COP15: Not All Pollutants Are Created Equal

Comments with a question mark are common here in Copenhagen, where people will frequently make long, often charged statements, ending with something along the lines of, “don’t you agree?” to legitimize their inclusion in question sessions.
A particularly loaded question I heard yesterday accused the United States of being a major polluter with very limited environmental oversight. True? Well, that depends on your definitions. In terms of greenhouse gas pollution, yes, the major polluter point is valid. In terms of other types of pollution? That’s a harder case. And in terms of environmental oversight? Forget it. American environmental standards are among the world’s most rigorous and longest-standing.
Now I acknowledge that there are glaring exceptions to this, including my pet disaster of mountaintop removal coal mining in Appalachia, which has had major land, water, air and community impacts.
But I think it’s important to remember that, significant as it is, greenhouse gas pollution is not the same as pollution. We still have major problems with traditional pollutants—and emerging pollutants—throughout the world. Some are air pollutants: sulfur oxides, mercury and the like. Some are water pollutants and land pollutants.
Which brings me to my next point: just as greenhouse gas pollution is not equivalent to “pollution,” the atmosphere’s greenhouse gas content is not equivalent to “the environment.” Not even the whole atmosphere can be referred to as the environment.

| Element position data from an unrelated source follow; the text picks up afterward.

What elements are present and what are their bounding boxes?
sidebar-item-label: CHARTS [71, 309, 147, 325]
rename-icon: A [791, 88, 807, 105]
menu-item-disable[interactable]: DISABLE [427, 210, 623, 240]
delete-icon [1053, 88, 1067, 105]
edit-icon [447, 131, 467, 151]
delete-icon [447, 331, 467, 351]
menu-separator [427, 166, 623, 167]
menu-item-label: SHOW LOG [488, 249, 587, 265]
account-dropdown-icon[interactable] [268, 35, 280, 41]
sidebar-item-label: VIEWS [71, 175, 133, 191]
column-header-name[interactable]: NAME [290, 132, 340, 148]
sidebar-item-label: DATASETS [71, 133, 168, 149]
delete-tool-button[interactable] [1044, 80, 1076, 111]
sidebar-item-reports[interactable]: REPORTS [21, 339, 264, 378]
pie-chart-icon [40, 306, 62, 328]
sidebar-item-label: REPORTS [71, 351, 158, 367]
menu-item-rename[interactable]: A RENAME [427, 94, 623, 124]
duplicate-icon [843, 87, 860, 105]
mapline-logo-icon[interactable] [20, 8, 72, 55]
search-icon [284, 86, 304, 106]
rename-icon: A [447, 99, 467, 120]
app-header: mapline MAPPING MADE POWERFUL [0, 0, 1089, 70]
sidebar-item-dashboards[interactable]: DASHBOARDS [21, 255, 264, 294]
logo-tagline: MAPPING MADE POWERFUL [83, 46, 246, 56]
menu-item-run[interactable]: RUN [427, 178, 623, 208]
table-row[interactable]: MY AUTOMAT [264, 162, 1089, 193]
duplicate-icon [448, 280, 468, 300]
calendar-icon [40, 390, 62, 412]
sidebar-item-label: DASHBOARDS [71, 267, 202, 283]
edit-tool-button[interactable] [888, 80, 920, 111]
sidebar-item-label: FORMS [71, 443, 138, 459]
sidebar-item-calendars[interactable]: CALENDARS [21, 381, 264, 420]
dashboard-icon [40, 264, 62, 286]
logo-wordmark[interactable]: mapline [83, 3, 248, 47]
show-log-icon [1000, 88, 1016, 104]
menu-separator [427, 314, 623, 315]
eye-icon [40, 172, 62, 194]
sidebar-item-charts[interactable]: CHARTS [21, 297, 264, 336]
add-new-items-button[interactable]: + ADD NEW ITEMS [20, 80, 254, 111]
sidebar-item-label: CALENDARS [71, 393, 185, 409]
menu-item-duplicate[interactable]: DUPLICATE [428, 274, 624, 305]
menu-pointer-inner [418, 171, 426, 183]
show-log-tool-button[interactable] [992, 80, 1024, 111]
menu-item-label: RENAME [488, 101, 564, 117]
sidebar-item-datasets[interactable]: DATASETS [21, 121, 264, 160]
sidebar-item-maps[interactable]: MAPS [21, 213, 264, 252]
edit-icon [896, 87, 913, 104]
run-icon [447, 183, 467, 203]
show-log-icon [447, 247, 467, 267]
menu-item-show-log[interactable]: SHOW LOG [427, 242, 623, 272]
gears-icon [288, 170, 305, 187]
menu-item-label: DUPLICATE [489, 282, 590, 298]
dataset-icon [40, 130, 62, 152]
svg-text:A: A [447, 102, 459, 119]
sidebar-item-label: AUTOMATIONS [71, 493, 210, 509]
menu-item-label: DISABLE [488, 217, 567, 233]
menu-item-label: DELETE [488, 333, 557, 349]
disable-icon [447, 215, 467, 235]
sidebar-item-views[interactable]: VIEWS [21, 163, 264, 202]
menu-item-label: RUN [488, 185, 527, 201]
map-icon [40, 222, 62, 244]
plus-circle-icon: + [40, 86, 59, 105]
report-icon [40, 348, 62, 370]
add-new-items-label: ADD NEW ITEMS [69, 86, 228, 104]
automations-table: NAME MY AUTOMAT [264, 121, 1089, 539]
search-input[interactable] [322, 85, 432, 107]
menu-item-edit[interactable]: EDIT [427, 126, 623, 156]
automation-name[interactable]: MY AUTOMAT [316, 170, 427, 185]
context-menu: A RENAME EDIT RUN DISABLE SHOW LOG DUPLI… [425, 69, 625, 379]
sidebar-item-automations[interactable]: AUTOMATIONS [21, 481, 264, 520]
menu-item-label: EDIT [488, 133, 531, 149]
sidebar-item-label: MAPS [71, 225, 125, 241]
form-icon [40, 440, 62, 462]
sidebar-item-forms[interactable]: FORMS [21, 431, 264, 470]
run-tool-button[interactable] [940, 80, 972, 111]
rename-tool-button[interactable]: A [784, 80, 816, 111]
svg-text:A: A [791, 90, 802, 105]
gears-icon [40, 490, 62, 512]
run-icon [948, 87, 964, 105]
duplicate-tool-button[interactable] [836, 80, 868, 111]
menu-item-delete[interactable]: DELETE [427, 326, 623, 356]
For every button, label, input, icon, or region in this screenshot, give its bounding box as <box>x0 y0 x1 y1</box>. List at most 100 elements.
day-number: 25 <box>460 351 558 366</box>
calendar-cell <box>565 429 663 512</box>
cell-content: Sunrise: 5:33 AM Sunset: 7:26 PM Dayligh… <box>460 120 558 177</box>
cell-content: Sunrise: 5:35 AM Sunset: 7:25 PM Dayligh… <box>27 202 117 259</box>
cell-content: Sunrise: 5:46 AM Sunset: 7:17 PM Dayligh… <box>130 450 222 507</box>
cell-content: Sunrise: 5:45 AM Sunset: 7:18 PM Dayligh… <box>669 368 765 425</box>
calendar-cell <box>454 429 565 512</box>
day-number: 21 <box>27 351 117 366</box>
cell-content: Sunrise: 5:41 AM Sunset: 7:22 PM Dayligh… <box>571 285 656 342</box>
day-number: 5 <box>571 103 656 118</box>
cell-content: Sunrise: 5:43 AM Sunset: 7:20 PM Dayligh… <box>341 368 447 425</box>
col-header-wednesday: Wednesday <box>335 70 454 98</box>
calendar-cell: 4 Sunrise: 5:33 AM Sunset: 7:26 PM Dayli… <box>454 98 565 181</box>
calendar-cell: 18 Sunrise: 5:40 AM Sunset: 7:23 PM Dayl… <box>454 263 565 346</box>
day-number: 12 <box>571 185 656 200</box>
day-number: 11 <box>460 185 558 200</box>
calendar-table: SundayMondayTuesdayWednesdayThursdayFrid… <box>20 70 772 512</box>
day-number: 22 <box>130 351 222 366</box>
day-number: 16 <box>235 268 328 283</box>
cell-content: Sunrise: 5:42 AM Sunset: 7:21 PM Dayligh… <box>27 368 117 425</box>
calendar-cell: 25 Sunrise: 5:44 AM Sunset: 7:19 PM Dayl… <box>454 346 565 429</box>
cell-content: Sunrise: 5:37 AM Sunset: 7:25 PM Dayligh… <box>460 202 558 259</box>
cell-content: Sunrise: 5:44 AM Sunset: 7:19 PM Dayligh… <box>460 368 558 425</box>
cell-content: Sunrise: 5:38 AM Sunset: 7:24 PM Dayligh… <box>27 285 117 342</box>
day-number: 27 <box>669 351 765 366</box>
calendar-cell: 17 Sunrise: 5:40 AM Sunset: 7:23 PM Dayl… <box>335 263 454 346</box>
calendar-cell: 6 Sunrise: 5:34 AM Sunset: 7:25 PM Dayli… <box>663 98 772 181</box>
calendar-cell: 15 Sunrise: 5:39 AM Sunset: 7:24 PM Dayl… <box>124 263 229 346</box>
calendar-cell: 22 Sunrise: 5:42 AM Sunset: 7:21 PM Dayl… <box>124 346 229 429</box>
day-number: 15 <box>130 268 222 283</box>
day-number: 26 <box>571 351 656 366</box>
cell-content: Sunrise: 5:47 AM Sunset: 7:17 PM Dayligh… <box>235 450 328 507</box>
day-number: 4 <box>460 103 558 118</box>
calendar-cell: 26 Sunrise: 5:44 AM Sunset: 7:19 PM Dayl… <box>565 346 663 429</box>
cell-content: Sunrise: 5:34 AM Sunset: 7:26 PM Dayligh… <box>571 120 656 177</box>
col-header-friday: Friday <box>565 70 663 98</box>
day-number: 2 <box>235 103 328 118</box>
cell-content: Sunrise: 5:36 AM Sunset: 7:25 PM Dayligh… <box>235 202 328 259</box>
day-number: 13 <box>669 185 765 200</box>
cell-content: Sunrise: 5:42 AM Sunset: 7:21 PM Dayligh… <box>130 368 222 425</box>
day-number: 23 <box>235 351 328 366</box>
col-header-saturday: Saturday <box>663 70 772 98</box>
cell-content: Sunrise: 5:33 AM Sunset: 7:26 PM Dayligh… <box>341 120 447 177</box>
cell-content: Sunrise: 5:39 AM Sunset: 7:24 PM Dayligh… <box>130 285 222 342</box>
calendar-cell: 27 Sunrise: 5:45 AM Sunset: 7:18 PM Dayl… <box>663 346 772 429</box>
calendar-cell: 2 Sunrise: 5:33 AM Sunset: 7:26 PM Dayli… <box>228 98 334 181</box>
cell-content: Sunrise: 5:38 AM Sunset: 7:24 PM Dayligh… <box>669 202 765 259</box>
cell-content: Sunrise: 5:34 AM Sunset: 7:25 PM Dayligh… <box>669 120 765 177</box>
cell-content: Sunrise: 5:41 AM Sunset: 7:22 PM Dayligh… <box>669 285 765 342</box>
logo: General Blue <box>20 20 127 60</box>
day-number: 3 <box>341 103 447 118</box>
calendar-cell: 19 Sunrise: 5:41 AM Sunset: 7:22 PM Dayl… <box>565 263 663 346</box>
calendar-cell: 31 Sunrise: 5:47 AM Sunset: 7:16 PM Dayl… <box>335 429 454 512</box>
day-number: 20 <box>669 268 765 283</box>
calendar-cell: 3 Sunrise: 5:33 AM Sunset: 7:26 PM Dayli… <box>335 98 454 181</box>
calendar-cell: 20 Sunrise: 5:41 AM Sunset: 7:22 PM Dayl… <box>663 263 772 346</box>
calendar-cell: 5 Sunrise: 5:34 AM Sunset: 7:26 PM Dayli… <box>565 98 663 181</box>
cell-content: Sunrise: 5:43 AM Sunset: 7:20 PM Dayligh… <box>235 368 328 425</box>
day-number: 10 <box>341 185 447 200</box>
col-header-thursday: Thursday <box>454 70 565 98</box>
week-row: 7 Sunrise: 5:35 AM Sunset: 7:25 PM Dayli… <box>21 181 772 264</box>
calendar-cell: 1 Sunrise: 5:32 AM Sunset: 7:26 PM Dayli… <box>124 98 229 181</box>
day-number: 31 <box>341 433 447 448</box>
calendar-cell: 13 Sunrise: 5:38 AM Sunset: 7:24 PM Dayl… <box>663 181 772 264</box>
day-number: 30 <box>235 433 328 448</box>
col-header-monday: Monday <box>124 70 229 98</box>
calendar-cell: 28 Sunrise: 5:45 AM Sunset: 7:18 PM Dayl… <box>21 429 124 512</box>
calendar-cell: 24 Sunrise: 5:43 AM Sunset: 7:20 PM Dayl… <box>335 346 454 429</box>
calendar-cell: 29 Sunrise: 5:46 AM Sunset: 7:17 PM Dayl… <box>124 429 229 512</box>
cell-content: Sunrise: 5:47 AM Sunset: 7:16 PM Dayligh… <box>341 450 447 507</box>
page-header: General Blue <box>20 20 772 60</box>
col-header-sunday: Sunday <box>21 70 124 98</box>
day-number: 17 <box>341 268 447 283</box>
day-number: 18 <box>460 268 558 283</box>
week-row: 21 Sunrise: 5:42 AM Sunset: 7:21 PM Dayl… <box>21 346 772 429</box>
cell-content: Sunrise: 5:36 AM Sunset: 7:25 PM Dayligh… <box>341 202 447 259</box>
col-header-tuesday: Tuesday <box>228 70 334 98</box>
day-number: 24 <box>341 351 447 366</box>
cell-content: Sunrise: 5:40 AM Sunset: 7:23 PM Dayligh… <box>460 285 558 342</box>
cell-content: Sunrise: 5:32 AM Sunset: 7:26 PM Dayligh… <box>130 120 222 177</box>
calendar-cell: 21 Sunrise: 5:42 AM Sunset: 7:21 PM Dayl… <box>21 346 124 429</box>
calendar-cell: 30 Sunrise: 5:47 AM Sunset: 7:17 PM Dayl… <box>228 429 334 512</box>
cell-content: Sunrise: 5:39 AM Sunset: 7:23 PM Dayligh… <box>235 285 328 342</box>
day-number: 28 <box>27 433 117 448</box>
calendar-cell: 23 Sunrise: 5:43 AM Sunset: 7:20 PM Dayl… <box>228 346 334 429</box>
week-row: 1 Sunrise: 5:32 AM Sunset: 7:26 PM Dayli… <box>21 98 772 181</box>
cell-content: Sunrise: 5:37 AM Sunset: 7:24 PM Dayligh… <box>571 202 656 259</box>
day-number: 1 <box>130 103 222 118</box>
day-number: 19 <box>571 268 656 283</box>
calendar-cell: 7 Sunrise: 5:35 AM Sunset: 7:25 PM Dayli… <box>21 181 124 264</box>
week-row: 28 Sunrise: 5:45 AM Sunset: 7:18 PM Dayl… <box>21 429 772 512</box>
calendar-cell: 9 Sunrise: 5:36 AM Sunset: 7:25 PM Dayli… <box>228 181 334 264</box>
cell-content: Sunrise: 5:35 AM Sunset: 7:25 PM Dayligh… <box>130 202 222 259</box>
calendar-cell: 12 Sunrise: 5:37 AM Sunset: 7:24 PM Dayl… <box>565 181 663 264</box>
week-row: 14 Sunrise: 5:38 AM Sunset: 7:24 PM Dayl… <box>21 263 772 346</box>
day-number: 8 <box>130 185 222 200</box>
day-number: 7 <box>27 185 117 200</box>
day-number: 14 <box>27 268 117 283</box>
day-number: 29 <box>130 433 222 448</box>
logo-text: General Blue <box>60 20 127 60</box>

Air, land and water are generally acknowledged as the three major environmental systems, and though the current focus is on the atmosphere—this is, after all, an international climate change conference—we lose opportunities for productivity and credibility when we forget that we are working on a subset of pollution and a subsphere of the environment.
So while I agree that the United States needs to do something--and fast, and with the cooperative efforts of the rest of the world—I cringe when my country is attacked for having no environmental oversight and a complete disregard for pollution. These are untruths, and they’re important untruths.
On a more minor note—it’s also an untruth that the United States has the world’s highest per capita emissions. This is a less important untruth, but resorting to exaggeration for rhetorical effect only provides people with excuses to ignore storylines that are honestly alarming.